Sonntags-Cachetour nach Memmingen – größer gehen Dosen wohl kaum….

Das herrliche Spätsommerwetter mit Temperaturen bis 27 Grad lud heute zu einer langen Cachetour ein. Wir entschieden uns Memmingen, der Heimatstadt des Lieblingsmenschen, einen Besuch abzustatten und etliche Dosen „einzusammeln“. Also schnell einen Picknickkorb gepackt und los ging es.

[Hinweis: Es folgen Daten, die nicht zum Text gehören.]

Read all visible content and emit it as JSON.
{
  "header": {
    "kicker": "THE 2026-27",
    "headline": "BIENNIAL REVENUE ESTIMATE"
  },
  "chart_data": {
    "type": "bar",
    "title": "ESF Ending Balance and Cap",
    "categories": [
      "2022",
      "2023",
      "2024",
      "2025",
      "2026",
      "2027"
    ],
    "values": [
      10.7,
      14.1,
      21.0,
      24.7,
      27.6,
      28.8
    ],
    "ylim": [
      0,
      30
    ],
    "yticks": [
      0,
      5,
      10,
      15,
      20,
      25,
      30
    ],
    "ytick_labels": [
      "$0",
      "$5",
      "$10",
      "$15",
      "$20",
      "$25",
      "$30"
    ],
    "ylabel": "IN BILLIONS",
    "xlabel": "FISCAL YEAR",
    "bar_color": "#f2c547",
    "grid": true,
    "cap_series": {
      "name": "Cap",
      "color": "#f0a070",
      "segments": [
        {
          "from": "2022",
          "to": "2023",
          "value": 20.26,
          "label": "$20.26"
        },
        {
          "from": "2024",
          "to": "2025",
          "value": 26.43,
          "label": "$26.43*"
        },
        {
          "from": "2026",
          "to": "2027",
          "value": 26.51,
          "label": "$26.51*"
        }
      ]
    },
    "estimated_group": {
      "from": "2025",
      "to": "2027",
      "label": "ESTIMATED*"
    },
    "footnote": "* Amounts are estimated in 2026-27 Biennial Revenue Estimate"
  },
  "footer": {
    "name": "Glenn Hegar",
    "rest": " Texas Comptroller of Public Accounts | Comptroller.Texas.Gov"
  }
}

Memmingen erwies sich einmal mehr als Stadt voller Gegensätze. Zwei wunderschön restaurierte Häuser, die mittelalterlichen Charme verstöhmen, grenzen beispielsweise an so etwas:

Im Hintergrund, das was irgendwann einmal eine Türe war, seht Ihr die historische Stadtmauer. Diese kann in Memmingen leider nicht begangen werden. Dafür landeten wir auf unserem Rundgang am Scharfrichterhaus, das sich eher unspektakulär präsentiert.

Weiter ging es vorbei am ehemaligen Haus der Hübschlerinnen zum Kemptener Tor.

Keine Ahnung, ob dieses Schweinchenrosa die Originalfarbe ist, aber bekanntlich sind die Geschmäcker ja verschieden. Auch hier: Grafftis und jede Menge Müll in der Durchfahrt. Bei diesen schönen, alten Gebäuden ist das wirklich schade.

Weiter ging es quer durch die Stadt. An einem „Lost Place“, der eigentlich keiner war – dort stand lediglich mal eine Gärtnerei, von der aber gar nichts mehr übrig ist – entdeckten wir diesen sonderbaren Nadelbaum. Weiß jemand, was das ist? Er sieht aus wie eine Trauerweide mit Nadeln und sehr schönen, gleichmäßigen Zapfen.

Ich habe ja einen Faible für Stadttauben. Wie viele sich hier auf dem Dach versammelt haben, habe ich allerdings erst entdeckt, als ich eben die Bilder von der Kamera geladen habe. Spannend, wie sich die mittelalterlichen Dächer ineinander fügen. Überhaupt sollte ich mir mal die Zeit nehmen und all die unterschiedlichen Dächer und Wetterhähne in Memmingen fotografieren. Kein Haus sieht in der Innenstadt wie das andere aus.

Beim Loggen einer weiteren Dose fiel unser Blick auf diesen Ahorn. Es ist nicht zu leugnen, der Herbst naht mit großen Schritten. Ich finde es wunderschön, wenn sich das Laub in diesen leuchtenden Tönen verfärbt.

Die letzte Dose des heutigen Tages war die wohl größte, die wir in unserer Chacherkarriere gehoben haben. Nur wie in bzw. an das Ding kommen? Kerschi, der ja bei der Bundeswehr viel mit Fahrzeugen zu tun hatte, fand die Lösung im Nu.

Aufgesperrt, kurz gesucht und schon konnte er sich ins Logbuch eintragen.

Interessant, was sich alles in so einer überdimensionalen Cachedose findet ;-). Falls Ihr mal nach Memmingen kommt, lasst Euch diesen Spaß in Flughafennähe auf keinen Fall entgehen.

Nun müssen wir noch eine virtuelle Dose loggen, während wir gemütlich auf dem französischen Balkon den Sonnenuntergang beobachten.